The Odd Couple has sold significantly fewer copies than the group’s platinum debut. (Of course, that’ll happen when your album lacks a smash like “Crazy” and you’re forced to release it three weeks early due to Internet leaks.) Nonetheless, Gnarls Barkley remains extremely popular, touring the world and garnering radio play in unlikely places – like my local grocery store. That’s something of a minor miracle, considering the pair is such an, um, odd couple.

They hooked up after Green asked Burton to submit tracks for a solo album. “I don’t make tracks; I make albums,” Burton famously responded. Green was impressed. “Out of 10 things he played me, I’m sure seven of them went onto what is now known as St. Elsewhere.”

Green says he and Burton continue to grow closer, and that they complement each other well: “I describe our relationship as him being a picket fence around my garden of wildflowers.”

He adds that they have every intention of doing another album together, but first it looks like he’ll be reuniting with Atlanta’s down-home rap trailblazers Goodie Mob. When Gnarls Barkley finishes its tour in August, Green plans to take a week off, then jump right into working on an album with the group that first brought him fame. “We’ll let a few people hear it and see what they think,” he says regarding early Goodie Mob material. “It may cause quite a frenzy, but it’s all informal and idealistic at this point.”

The project comes at a time when Green’s music grows increasingly divergent from that of his peers. Goodie Mob’s Big Gipp, for example, released a collaboration with Ali of Nelly’s St. Lunatics last year called Kinfolk, which stuck to the well-tread Southern club sound. Green, however, doesn’t pass judgment. “I am more about coexisting. I believe there’s a time and a place for all things. Music doesn’t necessarily have to convey a message; it can just be to entertain you.”

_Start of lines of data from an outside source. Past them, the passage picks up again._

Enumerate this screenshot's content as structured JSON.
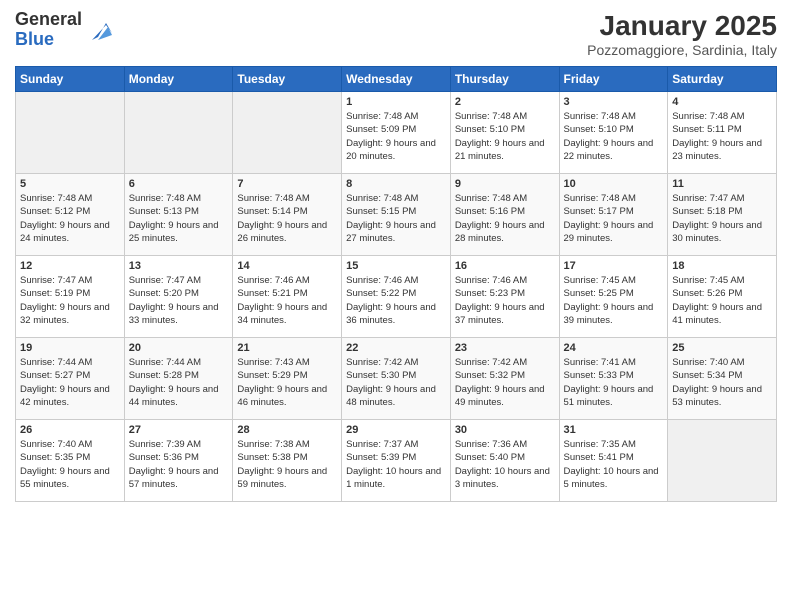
{
  "logo": {
    "general": "General",
    "blue": "Blue"
  },
  "title": "January 2025",
  "subtitle": "Pozzomaggiore, Sardinia, Italy",
  "headers": [
    "Sunday",
    "Monday",
    "Tuesday",
    "Wednesday",
    "Thursday",
    "Friday",
    "Saturday"
  ],
  "weeks": [
    [
      {
        "day": "",
        "sunrise": "",
        "sunset": "",
        "daylight": "",
        "empty": true
      },
      {
        "day": "",
        "sunrise": "",
        "sunset": "",
        "daylight": "",
        "empty": true
      },
      {
        "day": "",
        "sunrise": "",
        "sunset": "",
        "daylight": "",
        "empty": true
      },
      {
        "day": "1",
        "sunrise": "Sunrise: 7:48 AM",
        "sunset": "Sunset: 5:09 PM",
        "daylight": "Daylight: 9 hours and 20 minutes."
      },
      {
        "day": "2",
        "sunrise": "Sunrise: 7:48 AM",
        "sunset": "Sunset: 5:10 PM",
        "daylight": "Daylight: 9 hours and 21 minutes."
      },
      {
        "day": "3",
        "sunrise": "Sunrise: 7:48 AM",
        "sunset": "Sunset: 5:10 PM",
        "daylight": "Daylight: 9 hours and 22 minutes."
      },
      {
        "day": "4",
        "sunrise": "Sunrise: 7:48 AM",
        "sunset": "Sunset: 5:11 PM",
        "daylight": "Daylight: 9 hours and 23 minutes."
      }
    ],
    [
      {
        "day": "5",
        "sunrise": "Sunrise: 7:48 AM",
        "sunset": "Sunset: 5:12 PM",
        "daylight": "Daylight: 9 hours and 24 minutes."
      },
      {
        "day": "6",
        "sunrise": "Sunrise: 7:48 AM",
        "sunset": "Sunset: 5:13 PM",
        "daylight": "Daylight: 9 hours and 25 minutes."
      },
      {
        "day": "7",
        "sunrise": "Sunrise: 7:48 AM",
        "sunset": "Sunset: 5:14 PM",
        "daylight": "Daylight: 9 hours and 26 minutes."
      },
      {
        "day": "8",
        "sunrise": "Sunrise: 7:48 AM",
        "sunset": "Sunset: 5:15 PM",
        "daylight": "Daylight: 9 hours and 27 minutes."
      },
      {
        "day": "9",
        "sunrise": "Sunrise: 7:48 AM",
        "sunset": "Sunset: 5:16 PM",
        "daylight": "Daylight: 9 hours and 28 minutes."
      },
      {
        "day": "10",
        "sunrise": "Sunrise: 7:48 AM",
        "sunset": "Sunset: 5:17 PM",
        "daylight": "Daylight: 9 hours and 29 minutes."
      },
      {
        "day": "11",
        "sunrise": "Sunrise: 7:47 AM",
        "sunset": "Sunset: 5:18 PM",
        "daylight": "Daylight: 9 hours and 30 minutes."
      }
    ],
    [
      {
        "day": "12",
        "sunrise": "Sunrise: 7:47 AM",
        "sunset": "Sunset: 5:19 PM",
        "daylight": "Daylight: 9 hours and 32 minutes."
      },
      {
        "day": "13",
        "sunrise": "Sunrise: 7:47 AM",
        "sunset": "Sunset: 5:20 PM",
        "daylight": "Daylight: 9 hours and 33 minutes."
      },
      {
        "day": "14",
        "sunrise": "Sunrise: 7:46 AM",
        "sunset": "Sunset: 5:21 PM",
        "daylight": "Daylight: 9 hours and 34 minutes."
      },
      {
        "day": "15",
        "sunrise": "Sunrise: 7:46 AM",
        "sunset": "Sunset: 5:22 PM",
        "daylight": "Daylight: 9 hours and 36 minutes."
      },
      {
        "day": "16",
        "sunrise": "Sunrise: 7:46 AM",
        "sunset": "Sunset: 5:23 PM",
        "daylight": "Daylight: 9 hours and 37 minutes."
      },
      {
        "day": "17",
        "sunrise": "Sunrise: 7:45 AM",
        "sunset": "Sunset: 5:25 PM",
        "daylight": "Daylight: 9 hours and 39 minutes."
      },
      {
        "day": "18",
        "sunrise": "Sunrise: 7:45 AM",
        "sunset": "Sunset: 5:26 PM",
        "daylight": "Daylight: 9 hours and 41 minutes."
      }
    ],
    [
      {
        "day": "19",
        "sunrise": "Sunrise: 7:44 AM",
        "sunset": "Sunset: 5:27 PM",
        "daylight": "Daylight: 9 hours and 42 minutes."
      },
      {
        "day": "20",
        "sunrise": "Sunrise: 7:44 AM",
        "sunset": "Sunset: 5:28 PM",
        "daylight": "Daylight: 9 hours and 44 minutes."
      },
      {
        "day": "21",
        "sunrise": "Sunrise: 7:43 AM",
        "sunset": "Sunset: 5:29 PM",
        "daylight": "Daylight: 9 hours and 46 minutes."
      },
      {
        "day": "22",
        "sunrise": "Sunrise: 7:42 AM",
        "sunset": "Sunset: 5:30 PM",
        "daylight": "Daylight: 9 hours and 48 minutes."
      },
      {
        "day": "23",
        "sunrise": "Sunrise: 7:42 AM",
        "sunset": "Sunset: 5:32 PM",
        "daylight": "Daylight: 9 hours and 49 minutes."
      },
      {
        "day": "24",
        "sunrise": "Sunrise: 7:41 AM",
        "sunset": "Sunset: 5:33 PM",
        "daylight": "Daylight: 9 hours and 51 minutes."
      },
      {
        "day": "25",
        "sunrise": "Sunrise: 7:40 AM",
        "sunset": "Sunset: 5:34 PM",
        "daylight": "Daylight: 9 hours and 53 minutes."
      }
    ],
    [
      {
        "day": "26",
        "sunrise": "Sunrise: 7:40 AM",
        "sunset": "Sunset: 5:35 PM",
        "daylight": "Daylight: 9 hours and 55 minutes."
      },
      {
        "day": "27",
        "sunrise": "Sunrise: 7:39 AM",
        "sunset": "Sunset: 5:36 PM",
        "daylight": "Daylight: 9 hours and 57 minutes."
      },
      {
        "day": "28",
        "sunrise": "Sunrise: 7:38 AM",
        "sunset": "Sunset: 5:38 PM",
        "daylight": "Daylight: 9 hours and 59 minutes."
      },
      {
        "day": "29",
        "sunrise": "Sunrise: 7:37 AM",
        "sunset": "Sunset: 5:39 PM",
        "daylight": "Daylight: 10 hours and 1 minute."
      },
      {
        "day": "30",
        "sunrise": "Sunrise: 7:36 AM",
        "sunset": "Sunset: 5:40 PM",
        "daylight": "Daylight: 10 hours and 3 minutes."
      },
      {
        "day": "31",
        "sunrise": "Sunrise: 7:35 AM",
        "sunset": "Sunset: 5:41 PM",
        "daylight": "Daylight: 10 hours and 5 minutes."
      },
      {
        "day": "",
        "sunrise": "",
        "sunset": "",
        "daylight": "",
        "empty": true
      }
    ]
  ]
}
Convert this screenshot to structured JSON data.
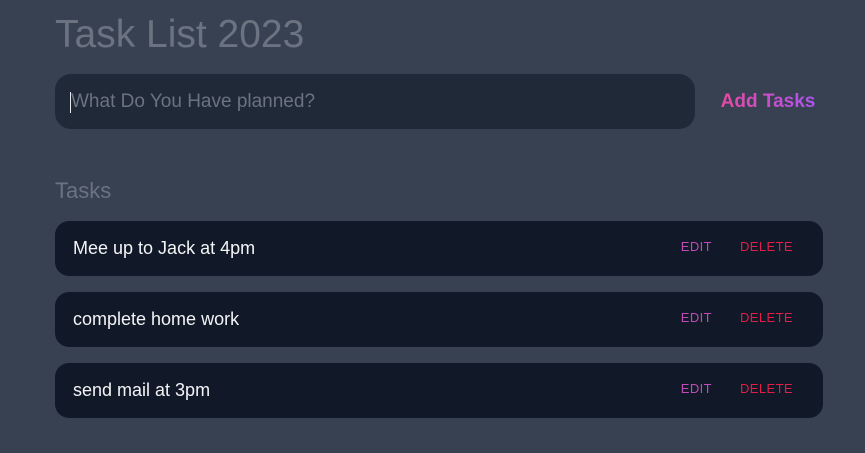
{
  "header": {
    "title": "Task List 2023"
  },
  "form": {
    "input_value": "",
    "input_placeholder": "What Do You Have planned?",
    "add_label": "Add Tasks"
  },
  "tasks_section": {
    "heading": "Tasks",
    "items": [
      {
        "text": "Mee up to Jack at 4pm",
        "edit_label": "EDIT",
        "delete_label": "DELETE"
      },
      {
        "text": "complete home work",
        "edit_label": "EDIT",
        "delete_label": "DELETE"
      },
      {
        "text": "send mail at 3pm",
        "edit_label": "EDIT",
        "delete_label": "DELETE"
      }
    ]
  },
  "colors": {
    "background": "#374151",
    "input_background": "#1f2937",
    "task_background": "#111827",
    "accent_gradient_start": "#ec4899",
    "accent_gradient_end": "#a855f7",
    "edit": "#c04bb6",
    "delete": "#e11d48",
    "muted_text": "#6b7280"
  }
}
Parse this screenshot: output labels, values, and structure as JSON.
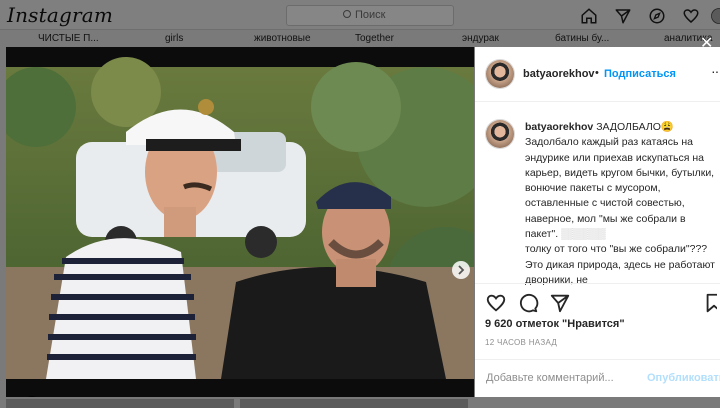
{
  "topbar": {
    "logo": "Instagram",
    "search_placeholder": "Поиск"
  },
  "stories": [
    "ЧИСТЫЕ П...",
    "girls",
    "животновые",
    "Together",
    "эндурак",
    "батины бу...",
    "аналитика"
  ],
  "post": {
    "username": "batyaorekhov",
    "follow_label": "Подписаться",
    "caption_title": "ЗАДОЛБАЛО😩",
    "caption_text": "Задолбало каждый раз катаясь на эндурике или приехав искупаться на карьер, видеть кругом бычки, бутылки, вонючие пакеты с мусором, оставленные с чистой совестью, наверное, мол \"мы же собрали в пакет\".",
    "caption_text_2": "толку от того что \"вы же собрали\"??? Это дикая природа, здесь не работают дворники, не",
    "likes": "9 620 отметок \"Нравится\"",
    "time_ago": "12 ЧАСОВ НАЗАД",
    "comment_placeholder": "Добавьте комментарий...",
    "publish_label": "Опубликовать",
    "carousel_count": 8,
    "carousel_active": 0
  },
  "colors": {
    "accent": "#0095f6",
    "text": "#262626",
    "muted": "#8e8e8e"
  }
}
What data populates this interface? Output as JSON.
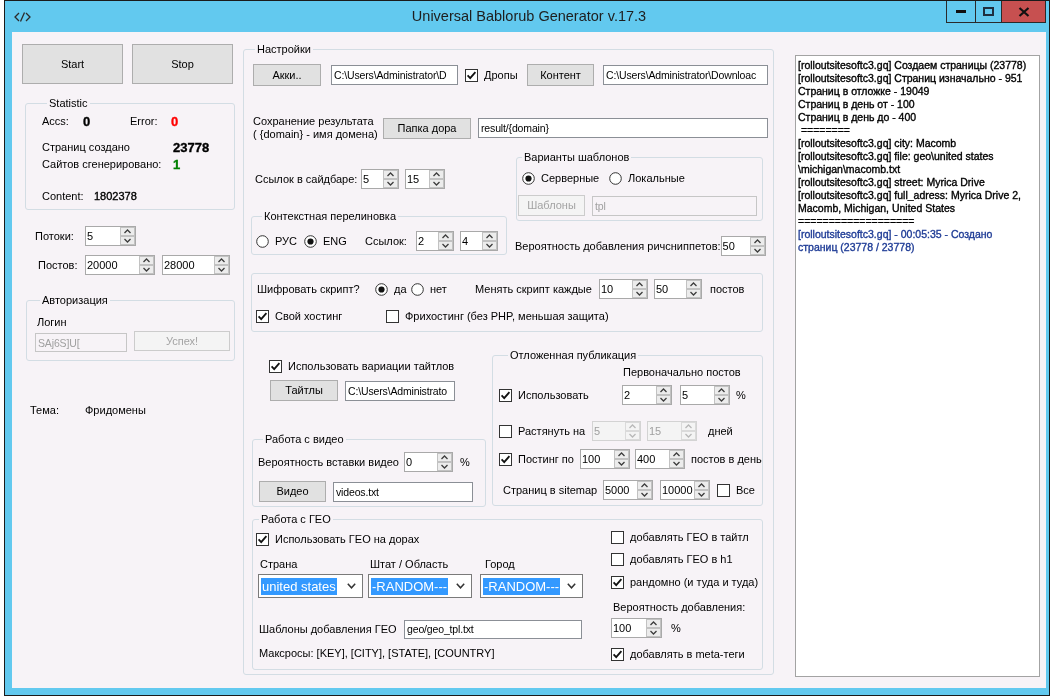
{
  "window": {
    "title": "Universal Bablorub Generator v.17.3"
  },
  "actions": [
    {
      "label": "Start"
    },
    {
      "label": "Stop"
    }
  ],
  "statistic": {
    "title": "Statistic",
    "rows": [
      {
        "items": [
          {
            "label": "Accs:",
            "value": "0",
            "kind": "count",
            "color": "#000000"
          },
          {
            "label": "Error:",
            "value": "0",
            "kind": "count",
            "color": "#ff0000"
          }
        ]
      },
      {
        "items": [
          {
            "label": "Страниц создано",
            "value": "23778",
            "kind": "count",
            "color": "#000000"
          }
        ]
      },
      {
        "items": [
          {
            "label": "Сайтов сгенерировано:",
            "value": "1",
            "kind": "count",
            "color": "#008000"
          }
        ]
      },
      {
        "items": [
          {
            "label": "Content:",
            "value": "1802378",
            "kind": "plain",
            "color": "#000000"
          }
        ]
      }
    ]
  },
  "threads": {
    "label": "Потоки:",
    "spinners": [
      {
        "value": "5"
      }
    ]
  },
  "posts": {
    "label": "Постов:",
    "spinners": [
      {
        "value": "20000"
      },
      {
        "value": "28000"
      }
    ]
  },
  "authorization": {
    "title": "Авторизация",
    "login_label": "Логин",
    "login": {
      "value": "SAj6S]U[",
      "disabled": true
    },
    "button": {
      "label": "Успех!",
      "disabled": true
    }
  },
  "theme": {
    "label": "Тема:",
    "value": "Фридомены"
  },
  "settings": {
    "title": "Настройки",
    "accounts": {
      "button": "Акки..",
      "path": "C:\\Users\\Administrator\\D"
    },
    "drops": {
      "label": "Дропы",
      "checked": true
    },
    "content": {
      "button": "Контент",
      "path": "C:\\Users\\Administrator\\Downloac"
    },
    "output": {
      "label": "Сохранение результата",
      "hint": "( {domain} - имя домена)",
      "button": "Папка дора",
      "path": "result/{domain}"
    },
    "sidebar_links": {
      "label": "Ссылок в сайдбаре:",
      "spinners": [
        {
          "value": "5"
        },
        {
          "value": "15"
        }
      ]
    },
    "context_links": {
      "title": "Контекстная перелиновка",
      "languages": [
        {
          "label": "РУС",
          "selected": false
        },
        {
          "label": "ENG",
          "selected": true
        }
      ],
      "count_label": "Ссылок:",
      "spinners": [
        {
          "value": "2"
        },
        {
          "value": "4"
        }
      ]
    },
    "templates": {
      "title": "Варианты шаблонов",
      "options": [
        {
          "label": "Серверные",
          "selected": true
        },
        {
          "label": "Локальные",
          "selected": false
        }
      ],
      "button": {
        "label": "Шаблоны",
        "disabled": true
      },
      "path": {
        "value": "tpl",
        "disabled": true
      }
    },
    "rich_snippets": {
      "label": "Вероятность добавления ричсниппетов:",
      "spinners": [
        {
          "value": "50"
        }
      ]
    },
    "script": {
      "encrypt_label": "Шифровать скрипт?",
      "encrypt_options": [
        {
          "label": "да",
          "selected": true
        },
        {
          "label": "нет",
          "selected": false
        }
      ],
      "change_label": "Менять скрипт каждые",
      "spinners": [
        {
          "value": "10"
        },
        {
          "value": "50"
        }
      ],
      "unit": "постов",
      "hosting": [
        {
          "label": "Свой хостинг",
          "checked": true
        },
        {
          "label": "Фрихостинг (без PHP, меньшая защита)",
          "checked": false
        }
      ]
    },
    "titles": {
      "use": {
        "label": "Использовать вариации тайтлов",
        "checked": true
      },
      "button": "Тайтлы",
      "path": "C:\\Users\\Administrato"
    },
    "video": {
      "title": "Работа с видео",
      "chance_label": "Вероятность вставки видео",
      "spinners": [
        {
          "value": "0"
        }
      ],
      "unit": "%",
      "button": "Видео",
      "path": "videos.txt"
    },
    "delayed": {
      "title": "Отложенная публикация",
      "initial_label": "Первоначально постов",
      "rows": [
        {
          "kind": "check",
          "label": "Использовать",
          "checked": true,
          "spinners": [
            {
              "value": "2",
              "disabled": false
            },
            {
              "value": "5",
              "disabled": false
            }
          ],
          "unit": "%"
        },
        {
          "kind": "check",
          "label": "Растянуть на",
          "checked": false,
          "spinners": [
            {
              "value": "5",
              "disabled": true
            },
            {
              "value": "15",
              "disabled": true
            }
          ],
          "unit": "дней"
        },
        {
          "kind": "check",
          "label": "Постинг по",
          "checked": true,
          "spinners": [
            {
              "value": "100",
              "disabled": false
            },
            {
              "value": "400",
              "disabled": false
            }
          ],
          "unit": "постов в день"
        },
        {
          "kind": "plain",
          "label": "Страниц в sitemap",
          "spinners": [
            {
              "value": "5000",
              "disabled": false
            },
            {
              "value": "10000",
              "disabled": false
            }
          ],
          "all": {
            "label": "Все",
            "checked": false
          }
        }
      ]
    },
    "geo": {
      "title": "Работа с ГЕО",
      "use": {
        "label": "Использовать ГЕО на дорах",
        "checked": true
      },
      "selects": [
        {
          "label": "Страна",
          "value": "united states",
          "highlighted": true
        },
        {
          "label": "Штат / Область",
          "value": "-RANDOM---",
          "highlighted": true
        },
        {
          "label": "Город",
          "value": "-RANDOM---",
          "highlighted": true
        }
      ],
      "templates_label": "Шаблоны добавления ГЕО",
      "templates_path": "geo/geo_tpl.txt",
      "macros": "Максросы: [KEY], [CITY], [STATE], [COUNTRY]",
      "options": [
        {
          "label": "добавлять ГЕО в тайтл",
          "checked": false
        },
        {
          "label": "добавлять ГЕО в h1",
          "checked": false
        },
        {
          "label": "рандомно (и туда и туда)",
          "checked": true
        }
      ],
      "chance_label": "Вероятность добавления:",
      "spinners": [
        {
          "value": "100"
        }
      ],
      "unit": "%",
      "meta": {
        "label": "добавлять в meta-теги",
        "checked": true
      }
    }
  },
  "log": {
    "lines": [
      {
        "text": "[rolloutsitesoftc3.gq] Создаем страницы (23778)",
        "color": "#000000"
      },
      {
        "text": "[rolloutsitesoftc3.gq] Страниц изначально - 951",
        "color": "#000000"
      },
      {
        "text": "Страниц в отложке - 19049",
        "color": "#000000"
      },
      {
        "text": "Страниц в день от - 100",
        "color": "#000000"
      },
      {
        "text": "Страниц в день до - 400",
        "color": "#000000"
      },
      {
        "text": " ========",
        "color": "#000000"
      },
      {
        "text": "[rolloutsitesoftc3.gq] city: Macomb",
        "color": "#000000"
      },
      {
        "text": "[rolloutsitesoftc3.gq] file: geo\\united states",
        "color": "#000000"
      },
      {
        "text": "\\michigan\\macomb.txt",
        "color": "#000000"
      },
      {
        "text": "[rolloutsitesoftc3.gq] street: Myrica Drive",
        "color": "#000000"
      },
      {
        "text": "[rolloutsitesoftc3.gq] full_adress: Myrica Drive 2,",
        "color": "#000000"
      },
      {
        "text": "Macomb, Michigan, United States",
        "color": "#000000"
      },
      {
        "text": "===================",
        "color": "#000000"
      },
      {
        "text": "[rolloutsitesoftc3.gq] - 00:05:35 - Создано",
        "color": "#1f3c96"
      },
      {
        "text": "страниц (23778 / 23778)",
        "color": "#1f3c96"
      }
    ]
  }
}
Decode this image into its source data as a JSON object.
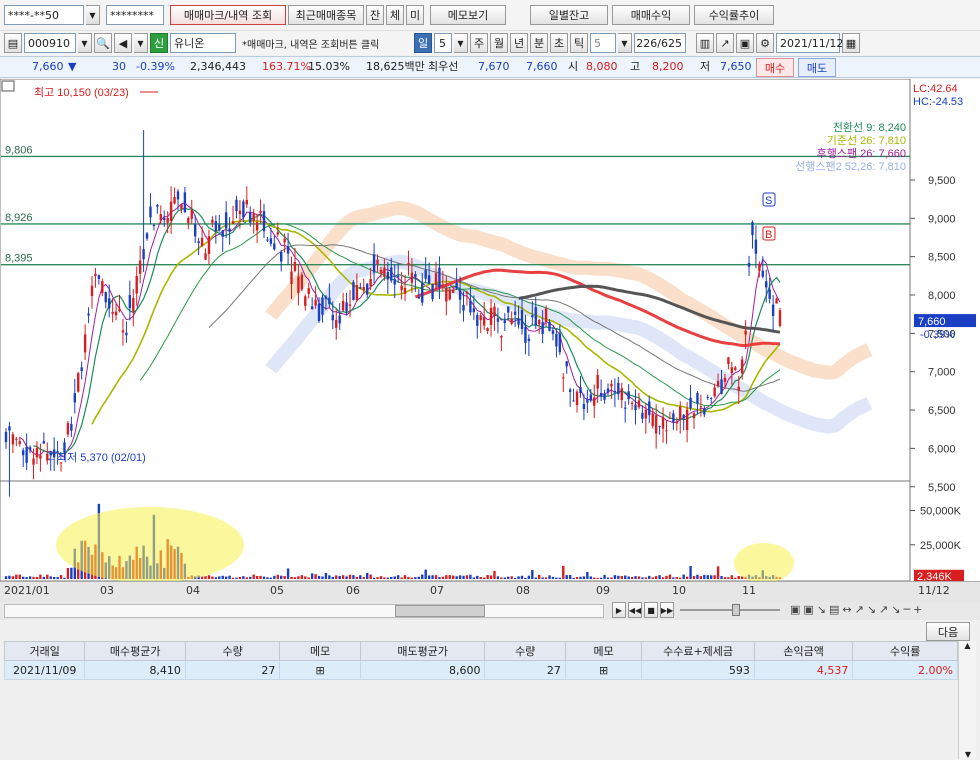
{
  "top": {
    "account": "****-**50",
    "password": "********",
    "buttons": [
      "매매마크/내역 조회",
      "최근매매종목",
      "잔",
      "체",
      "미",
      "메모보기",
      "일별잔고",
      "매매수익",
      "수익률추이"
    ]
  },
  "toolbar": {
    "code": "000910",
    "sin_label": "신",
    "stock_name": "유니온",
    "hint": "*매매마크, 내역은 조회버튼 클릭",
    "periods": [
      "일",
      "5",
      "주",
      "월",
      "년",
      "분",
      "초",
      "틱"
    ],
    "period_value": "5",
    "count": "226/625",
    "date": "2021/11/12"
  },
  "quote": {
    "price": "7,660",
    "arrow": "▼",
    "change": "30",
    "rate": "-0.39%",
    "volume": "2,346,443",
    "vol_ratio": "163.71%",
    "turnover": "15.03%",
    "amount": "18,625백만",
    "best_label": "최우선",
    "best_ask": "7,670",
    "best_bid": "7,660",
    "open_label": "시",
    "open": "8,080",
    "high_label": "고",
    "high": "8,200",
    "low_label": "저",
    "low": "7,650",
    "buy": "매수",
    "sell": "매도"
  },
  "chart": {
    "lc": "LC:42.64",
    "hc": "HC:-24.53",
    "high_note": "최고 10,150 (03/23)",
    "low_note": "최저 5,370 (02/01)",
    "hlines": [
      {
        "label": "9,806",
        "value": 9806
      },
      {
        "label": "8,926",
        "value": 8926
      },
      {
        "label": "8,395",
        "value": 8395
      }
    ],
    "legend": [
      "전환선 9: 8,240",
      "기준선 26: 7,810",
      "후행스팬 26: 7,660",
      "선행스팬2 52,26: 7,810"
    ],
    "legend_colors": [
      "#1c8c5a",
      "#a8b800",
      "#a020a0",
      "#9bb0e8"
    ],
    "price_ticks": [
      "9,500",
      "9,000",
      "8,500",
      "8,000",
      "7,500",
      "7,000",
      "6,500",
      "6,000",
      "5,500"
    ],
    "current_price": "7,660",
    "current_rate": "-0.39%",
    "vol_ticks": [
      "50,000K",
      "25,000K"
    ],
    "vol_current": "2,346K",
    "vol_rate": "163.71%",
    "months": [
      "2021/01",
      "03",
      "04",
      "05",
      "06",
      "07",
      "08",
      "09",
      "10",
      "11",
      "11/12"
    ],
    "marker_s": "S",
    "marker_b": "B",
    "up_color": "#d81e1e",
    "down_color": "#1a3fc4"
  },
  "panel": {
    "next": "다음",
    "headers": [
      "거래일",
      "매수평균가",
      "수량",
      "메모",
      "매도평균가",
      "수량",
      "메모",
      "수수료+제세금",
      "손익금액",
      "수익률"
    ],
    "rows": [
      [
        "2021/11/09",
        "8,410",
        "27",
        "",
        "8,600",
        "27",
        "",
        "593",
        "4,537",
        "2.00%"
      ]
    ]
  }
}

Still, if Green has anything to say about it, a return to individualism will be what the decade of Gnarls Barkley is remembered for most. “We want to empower people to be themselves. There are quite a few people who aren’t themselves. It’s not because they don’t want to be; it’s just that they don’t know how to go about it,” he says, concluding with conviction: “You have to be fierce.”